Autumn revisited

16/11/2016 After last year’s wondering about whether autumn was hopeful, this year I decided to anticipate my reluctance at the change of seasons and try to embrace the autumn spirit in advance of its arrival. Towards the end of August I bought a newly published book, Autumn: An anthology for the changing seasons (edited by Melissa Harrison). Even admitting to myself before the end of summer that it would arrive was a big step forward for me, but I had been encouraged by a little surprise not long before: I had caught in myself a moment of rising excitement when I noticed just a hint of autumn on its way - I don’t remember whether it was a sight, smell, sound or feeling, but the reaction was instinctive and unexpected.
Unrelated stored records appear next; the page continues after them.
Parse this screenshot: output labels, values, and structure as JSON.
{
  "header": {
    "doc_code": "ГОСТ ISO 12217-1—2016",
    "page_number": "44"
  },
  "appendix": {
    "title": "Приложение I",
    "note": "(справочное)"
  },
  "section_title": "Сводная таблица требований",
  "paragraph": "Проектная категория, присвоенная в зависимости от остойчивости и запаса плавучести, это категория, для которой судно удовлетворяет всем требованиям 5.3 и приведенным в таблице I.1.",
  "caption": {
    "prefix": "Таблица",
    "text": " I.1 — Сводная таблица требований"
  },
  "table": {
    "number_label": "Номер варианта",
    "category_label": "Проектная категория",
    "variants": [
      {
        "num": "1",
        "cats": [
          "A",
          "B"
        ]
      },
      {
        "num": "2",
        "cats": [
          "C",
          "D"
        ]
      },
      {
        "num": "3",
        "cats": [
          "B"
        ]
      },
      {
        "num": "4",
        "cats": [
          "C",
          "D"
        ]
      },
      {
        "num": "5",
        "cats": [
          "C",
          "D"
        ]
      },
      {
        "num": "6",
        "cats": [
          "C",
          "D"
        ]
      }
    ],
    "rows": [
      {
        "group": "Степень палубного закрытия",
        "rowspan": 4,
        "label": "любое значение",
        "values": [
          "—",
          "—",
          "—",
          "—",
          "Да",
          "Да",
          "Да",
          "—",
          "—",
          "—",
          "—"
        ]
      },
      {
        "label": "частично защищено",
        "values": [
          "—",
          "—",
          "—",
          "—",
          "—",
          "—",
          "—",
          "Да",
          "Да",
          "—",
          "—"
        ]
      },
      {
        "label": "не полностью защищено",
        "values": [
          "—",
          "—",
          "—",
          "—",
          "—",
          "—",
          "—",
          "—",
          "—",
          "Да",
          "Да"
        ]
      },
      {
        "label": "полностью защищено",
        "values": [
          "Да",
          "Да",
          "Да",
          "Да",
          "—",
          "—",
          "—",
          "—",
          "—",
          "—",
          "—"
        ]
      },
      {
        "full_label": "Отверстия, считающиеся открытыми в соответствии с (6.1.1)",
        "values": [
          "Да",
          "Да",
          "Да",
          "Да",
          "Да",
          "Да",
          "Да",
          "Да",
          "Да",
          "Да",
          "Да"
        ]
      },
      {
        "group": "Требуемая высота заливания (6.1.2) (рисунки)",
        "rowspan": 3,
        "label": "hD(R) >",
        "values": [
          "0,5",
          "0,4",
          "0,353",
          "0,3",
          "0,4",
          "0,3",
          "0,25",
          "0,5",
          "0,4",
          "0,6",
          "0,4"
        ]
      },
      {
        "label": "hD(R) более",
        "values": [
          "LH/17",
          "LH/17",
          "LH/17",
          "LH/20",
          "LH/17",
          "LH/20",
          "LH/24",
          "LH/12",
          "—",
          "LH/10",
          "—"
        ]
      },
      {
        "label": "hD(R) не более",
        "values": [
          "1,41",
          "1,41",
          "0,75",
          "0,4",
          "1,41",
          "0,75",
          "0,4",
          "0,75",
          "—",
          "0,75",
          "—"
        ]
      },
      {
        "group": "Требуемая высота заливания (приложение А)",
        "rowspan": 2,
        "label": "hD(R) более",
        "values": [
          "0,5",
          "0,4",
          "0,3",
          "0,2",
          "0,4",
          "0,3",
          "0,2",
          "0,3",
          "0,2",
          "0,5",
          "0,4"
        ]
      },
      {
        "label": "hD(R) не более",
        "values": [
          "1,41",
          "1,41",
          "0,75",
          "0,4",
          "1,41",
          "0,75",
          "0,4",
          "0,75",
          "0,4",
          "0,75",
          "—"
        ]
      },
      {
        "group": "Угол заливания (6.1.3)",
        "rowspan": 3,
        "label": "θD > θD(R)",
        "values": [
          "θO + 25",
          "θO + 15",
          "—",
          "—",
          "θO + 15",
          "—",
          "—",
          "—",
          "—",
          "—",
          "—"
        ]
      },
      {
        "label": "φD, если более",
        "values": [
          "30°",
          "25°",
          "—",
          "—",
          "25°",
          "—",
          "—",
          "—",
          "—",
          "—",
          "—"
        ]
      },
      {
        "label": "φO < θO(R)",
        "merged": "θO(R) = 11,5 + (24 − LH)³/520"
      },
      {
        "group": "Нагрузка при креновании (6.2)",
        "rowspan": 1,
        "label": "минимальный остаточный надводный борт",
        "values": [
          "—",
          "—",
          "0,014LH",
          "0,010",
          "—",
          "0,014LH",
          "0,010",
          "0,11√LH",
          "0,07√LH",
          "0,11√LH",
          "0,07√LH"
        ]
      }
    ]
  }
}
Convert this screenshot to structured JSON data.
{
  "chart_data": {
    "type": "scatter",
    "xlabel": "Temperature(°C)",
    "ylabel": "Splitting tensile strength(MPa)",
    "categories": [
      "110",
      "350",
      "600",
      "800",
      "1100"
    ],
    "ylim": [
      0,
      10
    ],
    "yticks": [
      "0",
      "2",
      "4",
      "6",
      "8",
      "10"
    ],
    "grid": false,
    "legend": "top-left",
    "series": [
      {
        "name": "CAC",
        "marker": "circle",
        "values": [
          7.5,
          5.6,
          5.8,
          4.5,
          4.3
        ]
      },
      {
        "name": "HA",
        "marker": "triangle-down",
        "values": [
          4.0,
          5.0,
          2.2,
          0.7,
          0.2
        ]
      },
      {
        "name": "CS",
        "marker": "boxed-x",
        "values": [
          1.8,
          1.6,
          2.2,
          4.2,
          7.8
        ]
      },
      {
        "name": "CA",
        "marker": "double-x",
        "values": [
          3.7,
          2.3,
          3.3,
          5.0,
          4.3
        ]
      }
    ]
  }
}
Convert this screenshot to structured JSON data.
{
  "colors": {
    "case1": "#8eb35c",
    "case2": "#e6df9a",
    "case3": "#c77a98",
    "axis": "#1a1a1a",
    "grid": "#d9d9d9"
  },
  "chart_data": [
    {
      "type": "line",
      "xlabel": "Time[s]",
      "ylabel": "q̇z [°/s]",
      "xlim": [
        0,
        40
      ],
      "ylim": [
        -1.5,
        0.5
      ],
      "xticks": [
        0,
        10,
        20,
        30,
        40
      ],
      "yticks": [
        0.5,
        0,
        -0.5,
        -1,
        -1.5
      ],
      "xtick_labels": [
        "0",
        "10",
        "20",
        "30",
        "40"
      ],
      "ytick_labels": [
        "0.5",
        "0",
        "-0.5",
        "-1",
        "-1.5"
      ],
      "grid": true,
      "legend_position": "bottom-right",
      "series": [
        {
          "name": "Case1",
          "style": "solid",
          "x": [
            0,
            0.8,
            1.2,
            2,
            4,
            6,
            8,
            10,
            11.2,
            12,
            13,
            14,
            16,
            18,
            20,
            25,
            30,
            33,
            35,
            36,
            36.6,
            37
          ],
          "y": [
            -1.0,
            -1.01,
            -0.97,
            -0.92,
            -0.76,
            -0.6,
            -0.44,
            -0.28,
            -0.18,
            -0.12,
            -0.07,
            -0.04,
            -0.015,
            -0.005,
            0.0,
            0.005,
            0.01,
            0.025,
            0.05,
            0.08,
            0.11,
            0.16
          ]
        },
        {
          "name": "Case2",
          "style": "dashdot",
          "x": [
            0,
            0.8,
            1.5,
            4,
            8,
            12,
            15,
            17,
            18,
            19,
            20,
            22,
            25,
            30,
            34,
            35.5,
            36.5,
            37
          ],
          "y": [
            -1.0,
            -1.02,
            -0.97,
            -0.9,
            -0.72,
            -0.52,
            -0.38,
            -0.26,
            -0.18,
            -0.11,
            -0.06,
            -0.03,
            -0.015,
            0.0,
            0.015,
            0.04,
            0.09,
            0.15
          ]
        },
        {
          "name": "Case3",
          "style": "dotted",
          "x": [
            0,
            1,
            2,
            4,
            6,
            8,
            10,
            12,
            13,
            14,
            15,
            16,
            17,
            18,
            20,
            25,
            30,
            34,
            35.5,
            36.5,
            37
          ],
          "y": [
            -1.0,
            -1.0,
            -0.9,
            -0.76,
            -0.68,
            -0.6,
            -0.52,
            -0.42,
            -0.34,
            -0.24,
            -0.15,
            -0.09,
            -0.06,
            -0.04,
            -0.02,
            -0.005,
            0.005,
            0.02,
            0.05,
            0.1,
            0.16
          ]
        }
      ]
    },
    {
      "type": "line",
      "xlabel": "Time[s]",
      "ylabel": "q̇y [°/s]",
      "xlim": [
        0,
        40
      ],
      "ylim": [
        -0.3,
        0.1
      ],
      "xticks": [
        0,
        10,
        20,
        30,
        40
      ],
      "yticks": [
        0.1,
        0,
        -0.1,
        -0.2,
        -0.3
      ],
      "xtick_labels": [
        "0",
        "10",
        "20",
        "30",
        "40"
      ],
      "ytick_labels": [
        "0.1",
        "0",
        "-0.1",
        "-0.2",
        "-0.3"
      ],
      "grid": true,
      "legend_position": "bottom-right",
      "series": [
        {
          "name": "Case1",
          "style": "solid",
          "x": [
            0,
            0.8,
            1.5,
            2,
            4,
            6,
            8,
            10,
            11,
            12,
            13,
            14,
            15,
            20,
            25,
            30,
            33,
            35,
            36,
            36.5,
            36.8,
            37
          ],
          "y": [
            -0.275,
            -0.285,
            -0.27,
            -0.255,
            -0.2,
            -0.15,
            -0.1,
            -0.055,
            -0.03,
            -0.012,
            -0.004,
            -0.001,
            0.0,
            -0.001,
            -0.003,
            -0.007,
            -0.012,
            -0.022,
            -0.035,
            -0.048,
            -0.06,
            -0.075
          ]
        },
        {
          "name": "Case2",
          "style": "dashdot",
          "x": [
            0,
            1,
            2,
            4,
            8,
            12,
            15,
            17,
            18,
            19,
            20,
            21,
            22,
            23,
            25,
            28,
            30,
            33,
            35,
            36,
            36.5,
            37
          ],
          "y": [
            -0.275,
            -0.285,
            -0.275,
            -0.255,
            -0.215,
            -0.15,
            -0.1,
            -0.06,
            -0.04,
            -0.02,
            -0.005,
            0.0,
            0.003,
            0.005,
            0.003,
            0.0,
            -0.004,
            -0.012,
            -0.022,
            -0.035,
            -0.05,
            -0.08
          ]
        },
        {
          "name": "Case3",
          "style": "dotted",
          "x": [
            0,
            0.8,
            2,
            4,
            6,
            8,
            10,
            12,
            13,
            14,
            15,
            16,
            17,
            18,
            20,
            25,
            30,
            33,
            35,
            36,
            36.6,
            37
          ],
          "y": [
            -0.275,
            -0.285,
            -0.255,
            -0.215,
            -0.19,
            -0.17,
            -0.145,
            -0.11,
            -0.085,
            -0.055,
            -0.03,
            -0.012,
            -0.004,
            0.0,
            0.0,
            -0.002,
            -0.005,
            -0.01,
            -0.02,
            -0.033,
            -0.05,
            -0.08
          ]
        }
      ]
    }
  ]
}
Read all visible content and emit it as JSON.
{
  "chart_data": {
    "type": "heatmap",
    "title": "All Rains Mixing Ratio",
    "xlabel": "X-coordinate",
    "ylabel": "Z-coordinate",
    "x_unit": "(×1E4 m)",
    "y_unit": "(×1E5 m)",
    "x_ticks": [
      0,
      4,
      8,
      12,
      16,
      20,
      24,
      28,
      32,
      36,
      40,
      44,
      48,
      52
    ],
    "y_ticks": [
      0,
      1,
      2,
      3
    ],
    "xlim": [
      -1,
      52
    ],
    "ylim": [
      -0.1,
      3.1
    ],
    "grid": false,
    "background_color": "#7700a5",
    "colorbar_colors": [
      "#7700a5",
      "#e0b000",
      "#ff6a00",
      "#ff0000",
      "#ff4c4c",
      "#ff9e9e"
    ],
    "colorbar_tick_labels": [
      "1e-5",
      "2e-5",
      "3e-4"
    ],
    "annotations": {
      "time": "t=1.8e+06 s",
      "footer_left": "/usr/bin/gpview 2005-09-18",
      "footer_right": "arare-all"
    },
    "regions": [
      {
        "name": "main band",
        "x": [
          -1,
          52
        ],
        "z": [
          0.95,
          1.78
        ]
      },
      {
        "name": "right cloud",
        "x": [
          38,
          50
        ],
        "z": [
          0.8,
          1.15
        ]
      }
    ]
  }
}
The book, though I found it lacking in certain anthological respects, did a good job. Its beautiful cover design alone provided a direct line to autumn’s wonders, and I started actively to look forward to the season and to let summer go. By the time I reached the end of the book, my ambition for this year was clear - to learn to feel the way George Eliot did about autumn:

‘Is not this a true autumn day? Just the still melancholy that I love - that makes life and nature harmonise. The birds are consulting about their migrations, the trees are putting on the hectic or the pallid hues of decay, and begin to strew the ground, that one’s very footsteps may not disturb the repose of earth and air, while they give us a scent that is a perfect anodyne to the restless spirit. Delicious autumn! My very soul is wedded to it, and if I were a bird I would fly about the earth seeking the successive autumns.’
(Extract from a letter to Miss Lewis, 1st October 1841)

On the plane home at the beginning of October after a few days in Spain, I was reading South Facing Slope, a collection of articles written for Country Life magazine by Carla Carlisle, one of the owners of Wyken Vineyards in Stanton, north Suffolk. It was an opportune time to happen upon her recollection of a 12-year-old friend’s expression of doubt, in a school English assignment, over the opinion that autumn was a decline. The reaction of the teacher reading her work was not complimentary; a demonstration, in my opinion, of the teacher’s lack of imagination, not the pupil’s. This was followed by Carla’s own corroborating adult view that autumn was a beginning, not an ending. Seeing this from her uncommon perspective of wine making, it is not a stretch to consider the harvesting of grapes as the start of the wine-making year.

Even without wine making in my calendar, it does feel like a beginning in some ways. The time to become more quietly industrious after the excitement of summer, and to feel I am in with at least a slim chance of catching up with the garden before it goes wild again in spring. And, for that matter, with the house, while substantially more hours a week can comfortably, even preferably, be spent indoors.

Stepping off the plane into the mild and bright October morning was the perfect moment to make my reacquaintance with autumn. I had left behind late summer just a few days before, and returned to a new season: it was the smell and the light that defined it, more than the temperature. On my way home via a scenic route chosen spontaneously to celebrate the beauty of the day, I was surprised by a swallow. A wild flutter of joy - then yearning - then letting go… until April. Farewell, little bird who flies about the earth seeking successive springs.